Qualité et matériaux : le secret d’une plaque durable
Lorsqu’il s’agit de commander de nouvelles plaques pour changer de département, le choix du matériau est primordial. On distingue principalement deux types de plaques : l’aluminium et le plexiglas.
Le matériau influence l’esthétique et la résistance aux chocs. Une plaque en plexiglas haut de gamme offre une profondeur visuelle et une résistance aux UV supérieures à l’aluminium classique. Elle ne se déforme pas lors de petits impacts de stationnement, préservant l’intégrité du logo régional et la netteté des caractères. Cela évite les décolorations prématurées qui pourraient attirer l’attention lors d’un contrôle routier.

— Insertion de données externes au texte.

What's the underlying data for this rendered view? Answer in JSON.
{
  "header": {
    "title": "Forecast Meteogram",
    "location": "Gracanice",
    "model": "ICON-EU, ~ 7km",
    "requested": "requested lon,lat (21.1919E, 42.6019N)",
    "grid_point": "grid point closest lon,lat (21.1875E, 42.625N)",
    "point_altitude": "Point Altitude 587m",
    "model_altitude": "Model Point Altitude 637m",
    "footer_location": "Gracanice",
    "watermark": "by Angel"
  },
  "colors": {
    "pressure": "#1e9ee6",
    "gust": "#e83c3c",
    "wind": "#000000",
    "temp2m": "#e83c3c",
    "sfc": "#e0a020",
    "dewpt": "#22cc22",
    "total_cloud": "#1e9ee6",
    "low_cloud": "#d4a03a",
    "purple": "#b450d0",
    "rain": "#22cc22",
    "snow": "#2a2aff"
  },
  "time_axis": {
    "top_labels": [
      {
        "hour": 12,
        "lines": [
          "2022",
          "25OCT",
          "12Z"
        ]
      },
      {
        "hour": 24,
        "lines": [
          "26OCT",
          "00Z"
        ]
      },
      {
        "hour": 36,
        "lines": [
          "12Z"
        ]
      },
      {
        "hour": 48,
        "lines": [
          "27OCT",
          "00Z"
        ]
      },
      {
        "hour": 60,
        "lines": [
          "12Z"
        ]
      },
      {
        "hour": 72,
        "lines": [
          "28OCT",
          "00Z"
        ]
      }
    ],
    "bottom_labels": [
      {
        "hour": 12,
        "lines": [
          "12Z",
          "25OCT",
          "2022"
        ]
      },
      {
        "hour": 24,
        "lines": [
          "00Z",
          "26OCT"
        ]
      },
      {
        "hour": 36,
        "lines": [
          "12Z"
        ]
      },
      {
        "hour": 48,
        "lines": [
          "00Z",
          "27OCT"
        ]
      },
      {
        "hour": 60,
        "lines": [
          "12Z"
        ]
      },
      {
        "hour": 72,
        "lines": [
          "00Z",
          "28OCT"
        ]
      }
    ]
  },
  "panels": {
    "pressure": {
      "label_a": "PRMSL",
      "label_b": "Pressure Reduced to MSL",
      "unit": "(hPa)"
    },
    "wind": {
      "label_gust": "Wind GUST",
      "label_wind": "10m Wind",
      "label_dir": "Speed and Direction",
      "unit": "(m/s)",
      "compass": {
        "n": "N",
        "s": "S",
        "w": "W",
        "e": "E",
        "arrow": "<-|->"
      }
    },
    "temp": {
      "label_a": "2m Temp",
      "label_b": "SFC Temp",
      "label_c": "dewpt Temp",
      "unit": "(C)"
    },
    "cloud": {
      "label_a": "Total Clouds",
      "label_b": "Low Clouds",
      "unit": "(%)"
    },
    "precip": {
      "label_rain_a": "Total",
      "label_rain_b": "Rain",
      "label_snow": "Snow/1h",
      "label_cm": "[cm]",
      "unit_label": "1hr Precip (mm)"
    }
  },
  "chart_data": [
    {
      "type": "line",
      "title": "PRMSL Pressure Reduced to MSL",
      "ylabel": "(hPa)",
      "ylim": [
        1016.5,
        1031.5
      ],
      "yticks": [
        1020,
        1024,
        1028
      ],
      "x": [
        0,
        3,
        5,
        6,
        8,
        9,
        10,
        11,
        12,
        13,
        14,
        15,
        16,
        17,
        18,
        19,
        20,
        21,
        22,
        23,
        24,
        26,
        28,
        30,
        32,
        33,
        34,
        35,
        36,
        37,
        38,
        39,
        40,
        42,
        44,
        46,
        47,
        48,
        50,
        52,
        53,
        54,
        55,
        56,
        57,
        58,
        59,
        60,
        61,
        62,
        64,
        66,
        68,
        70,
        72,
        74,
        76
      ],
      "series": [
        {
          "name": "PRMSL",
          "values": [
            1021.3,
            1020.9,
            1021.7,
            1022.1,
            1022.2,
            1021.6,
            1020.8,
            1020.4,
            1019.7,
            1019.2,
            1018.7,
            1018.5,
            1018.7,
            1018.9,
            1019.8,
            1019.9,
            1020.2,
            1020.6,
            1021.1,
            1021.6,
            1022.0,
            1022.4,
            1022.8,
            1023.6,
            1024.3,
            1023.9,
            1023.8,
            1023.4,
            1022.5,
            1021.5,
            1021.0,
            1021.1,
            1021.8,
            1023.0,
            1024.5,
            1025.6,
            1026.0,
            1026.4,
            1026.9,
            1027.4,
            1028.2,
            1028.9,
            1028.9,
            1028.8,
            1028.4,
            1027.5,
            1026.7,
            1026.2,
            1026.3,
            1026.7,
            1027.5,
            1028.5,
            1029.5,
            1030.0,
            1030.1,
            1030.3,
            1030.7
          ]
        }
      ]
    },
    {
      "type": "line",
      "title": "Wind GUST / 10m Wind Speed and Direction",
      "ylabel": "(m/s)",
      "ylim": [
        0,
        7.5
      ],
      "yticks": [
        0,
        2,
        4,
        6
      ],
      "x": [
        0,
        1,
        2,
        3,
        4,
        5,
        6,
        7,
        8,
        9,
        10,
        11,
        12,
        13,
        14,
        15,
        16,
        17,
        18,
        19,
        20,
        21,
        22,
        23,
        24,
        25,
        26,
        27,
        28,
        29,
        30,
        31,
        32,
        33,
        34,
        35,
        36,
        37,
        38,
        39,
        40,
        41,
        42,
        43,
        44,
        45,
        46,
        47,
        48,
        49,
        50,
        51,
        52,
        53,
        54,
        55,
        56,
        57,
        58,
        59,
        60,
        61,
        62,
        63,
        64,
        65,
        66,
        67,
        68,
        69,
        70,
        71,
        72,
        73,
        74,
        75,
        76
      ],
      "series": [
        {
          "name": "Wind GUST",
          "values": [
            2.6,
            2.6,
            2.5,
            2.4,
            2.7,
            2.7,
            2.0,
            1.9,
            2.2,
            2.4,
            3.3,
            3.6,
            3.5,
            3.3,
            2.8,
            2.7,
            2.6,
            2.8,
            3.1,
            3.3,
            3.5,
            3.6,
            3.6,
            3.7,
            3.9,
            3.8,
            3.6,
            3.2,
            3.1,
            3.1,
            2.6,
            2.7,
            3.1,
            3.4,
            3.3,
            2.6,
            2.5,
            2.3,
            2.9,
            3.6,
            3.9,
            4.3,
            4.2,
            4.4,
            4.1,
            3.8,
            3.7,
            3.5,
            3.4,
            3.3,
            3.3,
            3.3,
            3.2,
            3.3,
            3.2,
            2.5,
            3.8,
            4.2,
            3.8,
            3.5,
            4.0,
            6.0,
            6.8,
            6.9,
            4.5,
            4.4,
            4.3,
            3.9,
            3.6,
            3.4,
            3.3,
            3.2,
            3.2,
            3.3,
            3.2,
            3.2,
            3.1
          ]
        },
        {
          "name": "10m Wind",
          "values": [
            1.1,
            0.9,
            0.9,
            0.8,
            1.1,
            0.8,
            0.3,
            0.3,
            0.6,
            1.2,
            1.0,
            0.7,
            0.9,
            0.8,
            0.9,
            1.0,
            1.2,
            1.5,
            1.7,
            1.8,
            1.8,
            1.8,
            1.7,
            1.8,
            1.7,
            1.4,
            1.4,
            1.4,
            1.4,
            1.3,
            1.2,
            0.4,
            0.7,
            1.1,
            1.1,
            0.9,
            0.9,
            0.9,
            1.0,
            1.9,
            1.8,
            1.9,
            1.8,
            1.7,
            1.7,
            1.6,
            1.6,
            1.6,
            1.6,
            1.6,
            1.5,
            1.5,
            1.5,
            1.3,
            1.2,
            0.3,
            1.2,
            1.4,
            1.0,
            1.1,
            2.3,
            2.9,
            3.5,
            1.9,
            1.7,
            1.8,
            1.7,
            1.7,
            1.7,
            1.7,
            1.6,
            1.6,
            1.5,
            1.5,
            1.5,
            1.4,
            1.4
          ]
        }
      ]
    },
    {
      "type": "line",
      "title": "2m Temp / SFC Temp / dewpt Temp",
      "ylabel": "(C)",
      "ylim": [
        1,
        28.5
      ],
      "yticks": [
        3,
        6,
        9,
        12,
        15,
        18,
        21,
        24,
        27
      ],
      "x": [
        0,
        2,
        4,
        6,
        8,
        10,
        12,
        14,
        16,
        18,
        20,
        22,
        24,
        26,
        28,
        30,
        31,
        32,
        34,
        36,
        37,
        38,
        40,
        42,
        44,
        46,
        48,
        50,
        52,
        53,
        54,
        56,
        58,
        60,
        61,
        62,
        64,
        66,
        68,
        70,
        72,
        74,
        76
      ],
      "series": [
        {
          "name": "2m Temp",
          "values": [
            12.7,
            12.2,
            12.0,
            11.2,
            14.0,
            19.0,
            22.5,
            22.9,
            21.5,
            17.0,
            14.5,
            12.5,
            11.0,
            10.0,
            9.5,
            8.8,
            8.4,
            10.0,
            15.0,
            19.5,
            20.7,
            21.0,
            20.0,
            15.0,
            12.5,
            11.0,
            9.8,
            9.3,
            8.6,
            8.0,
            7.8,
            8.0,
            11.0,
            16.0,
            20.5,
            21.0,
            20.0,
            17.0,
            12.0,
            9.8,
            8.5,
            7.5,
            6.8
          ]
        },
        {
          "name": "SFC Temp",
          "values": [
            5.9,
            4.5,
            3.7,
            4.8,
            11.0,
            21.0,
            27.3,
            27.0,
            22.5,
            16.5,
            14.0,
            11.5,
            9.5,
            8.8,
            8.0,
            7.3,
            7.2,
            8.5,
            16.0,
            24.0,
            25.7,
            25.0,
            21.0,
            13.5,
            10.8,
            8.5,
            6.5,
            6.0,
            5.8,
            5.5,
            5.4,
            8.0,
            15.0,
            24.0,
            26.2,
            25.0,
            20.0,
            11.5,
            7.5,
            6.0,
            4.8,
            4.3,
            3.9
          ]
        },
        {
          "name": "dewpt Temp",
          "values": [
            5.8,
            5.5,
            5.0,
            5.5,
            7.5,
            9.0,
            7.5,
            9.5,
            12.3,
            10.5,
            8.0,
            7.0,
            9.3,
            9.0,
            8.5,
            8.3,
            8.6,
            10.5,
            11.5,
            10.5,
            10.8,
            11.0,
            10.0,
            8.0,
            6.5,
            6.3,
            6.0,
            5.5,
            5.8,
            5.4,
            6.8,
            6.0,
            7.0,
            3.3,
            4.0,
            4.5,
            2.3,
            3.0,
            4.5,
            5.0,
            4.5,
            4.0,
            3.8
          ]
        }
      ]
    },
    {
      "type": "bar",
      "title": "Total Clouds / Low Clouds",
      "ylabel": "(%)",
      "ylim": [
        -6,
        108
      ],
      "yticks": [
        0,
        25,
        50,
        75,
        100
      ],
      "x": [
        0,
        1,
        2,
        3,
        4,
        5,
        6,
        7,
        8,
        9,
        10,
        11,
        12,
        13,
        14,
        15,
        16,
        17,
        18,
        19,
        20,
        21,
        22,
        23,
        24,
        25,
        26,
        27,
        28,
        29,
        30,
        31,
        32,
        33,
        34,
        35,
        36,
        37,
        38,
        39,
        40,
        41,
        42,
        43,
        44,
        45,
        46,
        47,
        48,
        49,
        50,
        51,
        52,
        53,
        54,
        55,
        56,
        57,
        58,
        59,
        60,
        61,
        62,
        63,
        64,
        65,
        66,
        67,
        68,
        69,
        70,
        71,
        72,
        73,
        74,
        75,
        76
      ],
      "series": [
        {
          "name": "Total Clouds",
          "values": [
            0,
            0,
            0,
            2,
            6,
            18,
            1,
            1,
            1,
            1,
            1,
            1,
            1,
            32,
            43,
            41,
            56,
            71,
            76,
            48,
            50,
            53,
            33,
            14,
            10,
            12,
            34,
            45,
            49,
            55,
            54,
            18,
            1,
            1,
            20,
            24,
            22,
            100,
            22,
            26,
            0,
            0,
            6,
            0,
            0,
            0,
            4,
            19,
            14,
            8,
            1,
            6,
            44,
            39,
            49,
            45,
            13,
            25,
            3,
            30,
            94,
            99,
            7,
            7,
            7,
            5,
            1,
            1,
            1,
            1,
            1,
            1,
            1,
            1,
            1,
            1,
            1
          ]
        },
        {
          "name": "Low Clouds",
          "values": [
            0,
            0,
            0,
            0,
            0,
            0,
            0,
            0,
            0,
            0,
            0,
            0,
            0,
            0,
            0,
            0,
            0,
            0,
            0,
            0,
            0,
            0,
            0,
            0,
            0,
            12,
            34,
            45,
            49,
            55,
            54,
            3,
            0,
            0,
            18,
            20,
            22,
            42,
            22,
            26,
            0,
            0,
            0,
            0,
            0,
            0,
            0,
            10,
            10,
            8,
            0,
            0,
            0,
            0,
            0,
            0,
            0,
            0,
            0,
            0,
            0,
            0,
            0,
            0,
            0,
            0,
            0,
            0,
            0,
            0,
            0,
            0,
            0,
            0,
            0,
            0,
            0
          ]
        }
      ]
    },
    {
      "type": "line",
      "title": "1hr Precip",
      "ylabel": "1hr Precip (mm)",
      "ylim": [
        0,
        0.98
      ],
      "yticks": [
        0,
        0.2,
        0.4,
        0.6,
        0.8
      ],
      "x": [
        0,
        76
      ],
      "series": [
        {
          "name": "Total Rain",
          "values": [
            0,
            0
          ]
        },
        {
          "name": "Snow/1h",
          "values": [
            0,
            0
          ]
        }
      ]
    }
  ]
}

| Caractéristique | Aluminium | Plexiglas (PETG) |
|---|---|---|
| Prix | Économique | Plus élevé |
| Résistance aux chocs | Moyenne | Excellente |
| Esthétique | Classique | Moderne |
| Durabilité | Bonne | Très haute |
Comment commander et installer ses nouvelles plaques ?
Pour changer votre identifiant territorial en toute légalité, commandez un nouveau jeu de plaques auprès d’un professionnel habilité, en ligne ou dans un garage. Le numéro d’immatriculation reste identique à celui de votre carte grise, seul le bloc de droite est modifié.
Les étapes de la commande
La commande en ligne est la solution la plus simple. Renseignez votre numéro d’immatriculation et sélectionnez le département de votre choix. Le fabricant s’assure que le logo régional est conforme au référentiel du Ministère de l’Intérieur. Vérifiez que le site affiche le numéro d’homologation (commençant par TPMR ou TPPR), qui doit être gravé sur la plaque.
La pose : une opération simple
L’installation nécessite une perceuse et une pince à riveter. La loi impose que les plaques soient fixées de manière inamovible. L’usage de vis est interdit pour éviter les vols ou les changements frauduleux. Utilisez des rivets de la couleur du fond de la plaque pour une finition propre. Si vous n’êtes pas équipé, les centres auto proposent la pose pour une dizaine d’euros.
Formats spécifiques
Adaptez le format de la plaque à votre véhicule. Si le format standard 520×110 mm équipe la majorité des voitures, les 4×4 ou certains utilitaires nécessitent des plaques carrées (275×200 mm). Pour les deux-roues, le format unique homologué est le 210×130 mm. La règle du libre choix du département reste la même pour tous les types de véhicules.